Well, my journey started back in the late 80’s. I lost a friend to cancer and couldn't understand why I felt such pain in my heart. I decided to pursue a master’s in psychology at Chapman University (I already had a BS in political science/criminal justice from Kean College in NJ now known as Kean University).
That proved to be a bust since I had only one course in psychology. I withdrew from Chapman and signed up and took every single psych course at Mesa Community College and wound up doing a year's independent study on the level of grief a person experiences on the death of a friend versus a family member. That involved not only book research but several interviews
I did but by far the interview with the most impact was with the chaplain for the AIDS Foundation. He said for a gay man to lose his partner was like losing a spouse (keep in mind this was during the AIDS crisis in the 80s and before gay marriage was allowed). What struck me was when he said the steps that were taken by the parents of the deceased essentially depriving the surviving partner in any say about funeral services; taking the body "home" for burial (usually being out of state); having the cause of death changed from an AIDS related death to something else; evicting the surviving partner from their shared premises; fighting the surviving partner over the estate even when there was a will. Painful and heart-wrenching.
Another issue was that several of the people the chaplain counseled were deserted by their family, friends and even lovers once they were diagnosed with AIDS and many of them died alone in the hospital. I decided to join the Buddy Program at the AIDS Foundation where the volunteer could choose to be a Buddy to a newly diagnosed person with HIV or be a Buddy to someone who made the transition from HIV to an AIDS diagnosis or a person at the latter end of their life cycle. I chose to be a Buddy to those at the latter end of their life cycle. During my time as a Buddy, I was a buddy to three gay men all of whom died within months of our meeting.
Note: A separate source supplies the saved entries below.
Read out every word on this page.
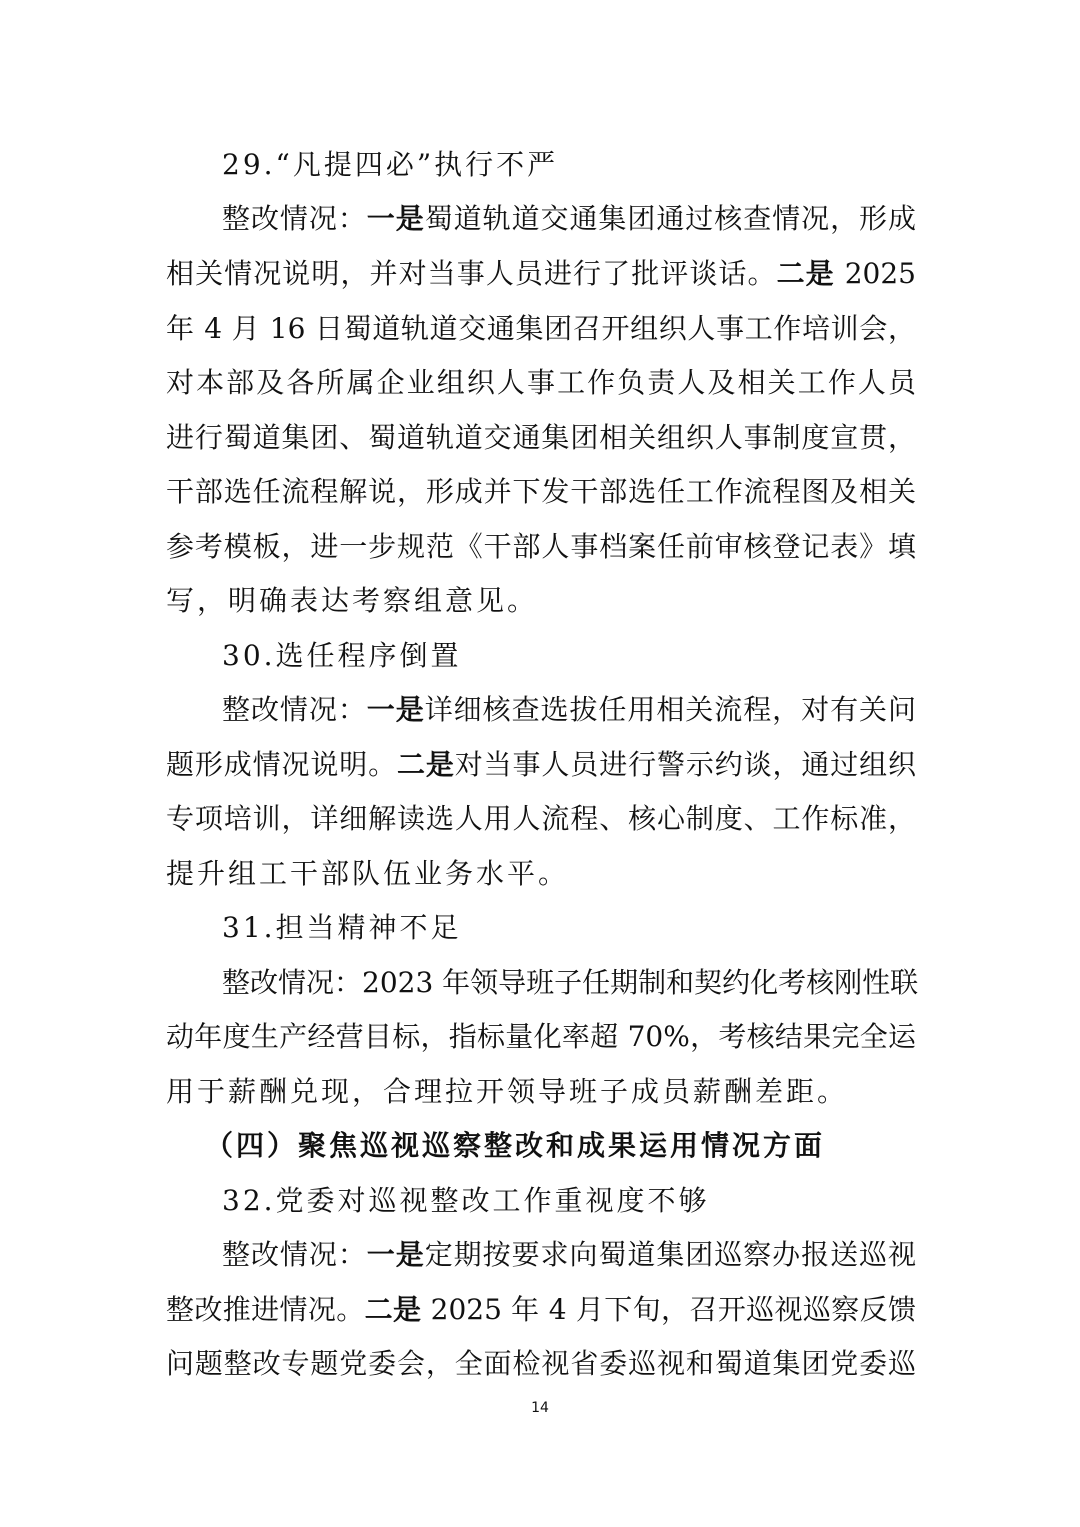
29.“凡提四必”执行不严
整改情况：一是蜀道轨道交通集团通过核查情况，形成
相关情况说明，并对当事人员进行了批评谈话。二是 2025
年 4 月 16 日蜀道轨道交通集团召开组织人事工作培训会，
对本部及各所属企业组织人事工作负责人及相关工作人员
进行蜀道集团、蜀道轨道交通集团相关组织人事制度宣贯，
干部选任流程解说，形成并下发干部选任工作流程图及相关
参考模板，进一步规范《干部人事档案任前审核登记表》填
写，明确表达考察组意见。
30.选任程序倒置
整改情况：一是详细核查选拔任用相关流程，对有关问
题形成情况说明。二是对当事人员进行警示约谈，通过组织
专项培训，详细解读选人用人流程、核心制度、工作标准，
提升组工干部队伍业务水平。
31.担当精神不足
整改情况：2023 年领导班子任期制和契约化考核刚性联
动年度生产经营目标，指标量化率超 70%，考核结果完全运
用于薪酬兑现，合理拉开领导班子成员薪酬差距。
（四）聚焦巡视巡察整改和成果运用情况方面
32.党委对巡视整改工作重视度不够
整改情况：一是定期按要求向蜀道集团巡察办报送巡视
整改推进情况。二是 2025 年 4 月下旬，召开巡视巡察反馈
问题整改专题党委会，全面检视省委巡视和蜀道集团党委巡
14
I went to the AIDS bereavement group at the Foundation after losing each buddy realizing the necessity to mourn and remember. I went back to Chapman to work on my masters and did my internship at AFSD where I was a case manager with a varying number of clients. I was asked if I wanted to facilitate the grief group ay AFSD. I did for a few several years. In the interim, San Diego Hospice started their own HIV/AIDS related grief group. I took their training and led that group for approx. 6 years and only left after my mother died. Thereafter, San Diego Hospice decided to eliminate their volunteer facilitators and go with licensed counselors. Soon thereafter for various reasons both the AIDS Foundation and San Diego Hospice closed their doors.
I became a volunteer at the Center primarily working on mailings. At a volunteer meeting we were asked to sign up if we wanted to facilitate a support group and if so, which one. Out of all the volunteers present, I was the only one who wanted to facilitate the grief group. At that time, the Center's grief and loss group was a closed one and led by a licensed counselor. You had to be interviewed to join the group; once accepted, the group met ten times; but if you missed a single session, you were out; and the sessions were limited to a certain number of participants.
When I interviewed for the facilitator's position, I was told the Center wanted to have an open (versus a closed group) so anyone could join the group at any time. I took over the group in August 2016 and went from a twice a month grief group to four times a month as well as having an additional group session during both thanksgiving week and Christmas week. I believe the grief group is the only support group that meets four times a month and has two extra sessions during the holidays.